A truth. Year after year, Best Supporting Actor is the category with which we have the most disagreement with Oscar. Before our hearts are broken anew this impending season we wanted to celebrate the decade that's nearly behind us. We tend to view it Best Supporting Actor as the category wherein the Academy acting branch is at their absolute laziest each year, though we've never quite figured out why so much of their laziness funnels into this category ("whoever's in a best picture! YOU")
Today, for fun, a grumpy what-coulda-been list celebrating ten performances that rank among the best supporting work this decade...

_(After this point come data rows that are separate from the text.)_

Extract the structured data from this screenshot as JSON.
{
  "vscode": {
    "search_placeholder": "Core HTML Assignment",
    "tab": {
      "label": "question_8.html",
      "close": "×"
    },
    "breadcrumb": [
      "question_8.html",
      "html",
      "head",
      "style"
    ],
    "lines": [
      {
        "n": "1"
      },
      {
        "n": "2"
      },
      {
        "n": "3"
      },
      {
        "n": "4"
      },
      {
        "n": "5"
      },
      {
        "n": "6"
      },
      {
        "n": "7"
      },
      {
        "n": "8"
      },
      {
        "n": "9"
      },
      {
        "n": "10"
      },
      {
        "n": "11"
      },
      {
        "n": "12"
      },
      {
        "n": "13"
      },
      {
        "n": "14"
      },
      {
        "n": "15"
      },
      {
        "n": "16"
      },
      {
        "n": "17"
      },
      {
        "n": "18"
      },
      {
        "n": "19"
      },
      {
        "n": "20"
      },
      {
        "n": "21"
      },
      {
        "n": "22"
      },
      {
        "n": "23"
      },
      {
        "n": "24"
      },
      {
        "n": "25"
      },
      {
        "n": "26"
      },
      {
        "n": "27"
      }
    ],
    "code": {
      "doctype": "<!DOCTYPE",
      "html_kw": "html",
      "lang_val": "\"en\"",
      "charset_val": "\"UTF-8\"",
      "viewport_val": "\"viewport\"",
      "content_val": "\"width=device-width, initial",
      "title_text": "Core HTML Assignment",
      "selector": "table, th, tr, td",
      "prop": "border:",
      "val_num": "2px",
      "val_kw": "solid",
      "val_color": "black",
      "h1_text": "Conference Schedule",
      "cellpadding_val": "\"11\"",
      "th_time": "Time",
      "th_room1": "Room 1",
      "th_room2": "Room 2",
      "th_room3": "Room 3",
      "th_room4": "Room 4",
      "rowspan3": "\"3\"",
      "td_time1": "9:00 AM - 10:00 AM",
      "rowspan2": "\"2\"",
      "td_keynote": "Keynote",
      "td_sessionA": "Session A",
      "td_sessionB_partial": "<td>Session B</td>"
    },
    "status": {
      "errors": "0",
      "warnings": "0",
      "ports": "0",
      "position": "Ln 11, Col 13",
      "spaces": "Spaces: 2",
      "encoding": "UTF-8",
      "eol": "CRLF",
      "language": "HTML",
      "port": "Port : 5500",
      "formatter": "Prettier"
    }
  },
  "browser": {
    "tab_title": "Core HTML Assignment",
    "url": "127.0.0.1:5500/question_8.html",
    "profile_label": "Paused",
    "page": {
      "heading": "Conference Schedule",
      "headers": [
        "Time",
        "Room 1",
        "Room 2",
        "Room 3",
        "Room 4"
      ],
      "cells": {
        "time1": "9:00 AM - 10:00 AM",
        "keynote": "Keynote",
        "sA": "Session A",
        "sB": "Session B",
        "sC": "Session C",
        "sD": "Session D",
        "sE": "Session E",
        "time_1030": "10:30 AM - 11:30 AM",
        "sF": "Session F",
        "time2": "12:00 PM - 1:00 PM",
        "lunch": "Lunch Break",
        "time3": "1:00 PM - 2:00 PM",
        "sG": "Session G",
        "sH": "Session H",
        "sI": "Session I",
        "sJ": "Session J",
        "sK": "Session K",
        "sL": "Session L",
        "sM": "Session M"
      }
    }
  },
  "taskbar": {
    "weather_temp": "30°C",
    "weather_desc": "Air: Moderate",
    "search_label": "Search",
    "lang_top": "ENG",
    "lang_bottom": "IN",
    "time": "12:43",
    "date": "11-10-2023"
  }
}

10 BEST SUPPORTING ACTOR PERFORMANCES OF THE '10s
THAT WERE NOT OSCAR NOMINATED
10 Tracy Letts, Lady Bird
Oscar nominees he was superior to that year: All but Willem Dafoe in The Florida Project
Want to buy him all the "World's Greatest Dad" mugs for this performance. This kind of warm performance easily finds a home in Supporting Actress but "Supportive" fathers are a no go for voters for reasons we've never been able to ascertain apart from basic toxic masculinity... and that being supportive is just not considered an interesting or valuable thing in a male role...
09 Oscar Isaac, Ex Machina
Oscar nominees he was superior to that year: ALL though we'd hear arguments for the two frontrunners
Mad scientist filtered through hedonistic oversexed isolation. Inspired and riveting throughout.
08 Samuel L Jackson, Django Unchained
Oscar nominees he was superior to that year: All but Tommy Lee Jones in Lincoln
Number one reason we hate category fraud: It prevents worthy actual supporting performances from getting their just due recognition. Waltz had no business drawing attention away from the film's best performance: Jackson was running circles around everyone in this film and what's more he wasn't repeating himself (like Waltz) or hamming it up against type (like Leo), but finding fresh satiric inspiration in his longtime collaborators problematic epic.
07 Alden Ehrenreich, Hail Caesar (2016)
Oscar nominees he was superior to that year: All but Mahershala Ali, Moonlight
A star-is-born moment and yet somehow it didn't take? Would that i t'were so simple to become a star with a performance about becoming a star that's this savvy and charismatic.
06 Lakeith Stanfield, Short Term 12
Oscar nominees he was superior to that year: All but Cooper and Fassbender
Nearly everyone in this great indie went on to much bigger careers but we're so proud to have been in on all of them at the ground floor, particularly Lakeith Stanfield. This incredibly raw and wounded performance of a teenager about to enter the real world after growing up in the system, aimed straight for the heart but without the soggy weight of sentimentality.
05 Brad Pitt, The Tree of Life (2011)
Oscar nominees he was superior to that year: All but Christopher Plummer, Beginners
Every once in a while Oscar voters notice the well worn soulfullness just milimieters below the surface of that perfect movie star face. But they should do that more often.
04 James Franco, Spring Breakers
Oscar nominees he was superior to that year: All but Cooper and Fassbender
Though his worst impulses have long since caught up with him, we shouldn't rewrite history and pretend he was never inspired. "Look at mah shiit!"
03 Ralph Fiennes, A Bigger Splash (2016)
Oscar nominees he was superior to that year: ALL
Fiennes is in that special small category of actors that is hampered by being brilliant too frequently. It's obviously taken for granted by Hollywood rather than celebrated. That he only has two Oscar nominations is an outright embarrassment (for the Academy not for him) when he should have already won twice (Grand Budapest Hotel and Schindler's List). In A Bigger Splash he played against type, subverting his usual restraint for a balls out charisma/exasperation of a man who is always "on"
02 Michael Fassbender, Prometheus (2012)
Oscar nominees he was superior to that year: ALL
Where can we buy a David8 model? No price is too high.
01 Matthew McConaughey, Magic Mike (2012)
Oscar nominees he was superior to that year: ALL
His all time greatest performance and so easily awardable, too, in all the traditional ways. But for the ass-shaking and selfsploitation, that is. If only the Academy hadn't been so stuffy, nominating five men who'd already won, all doing less than career best (though Tommy Lee Jones was fab). McConaughey won the Oscar the very next year so we just pretend it was for this incredible star turn instead.
See any patterns here? What made these performances so tough for voters to see the worth in?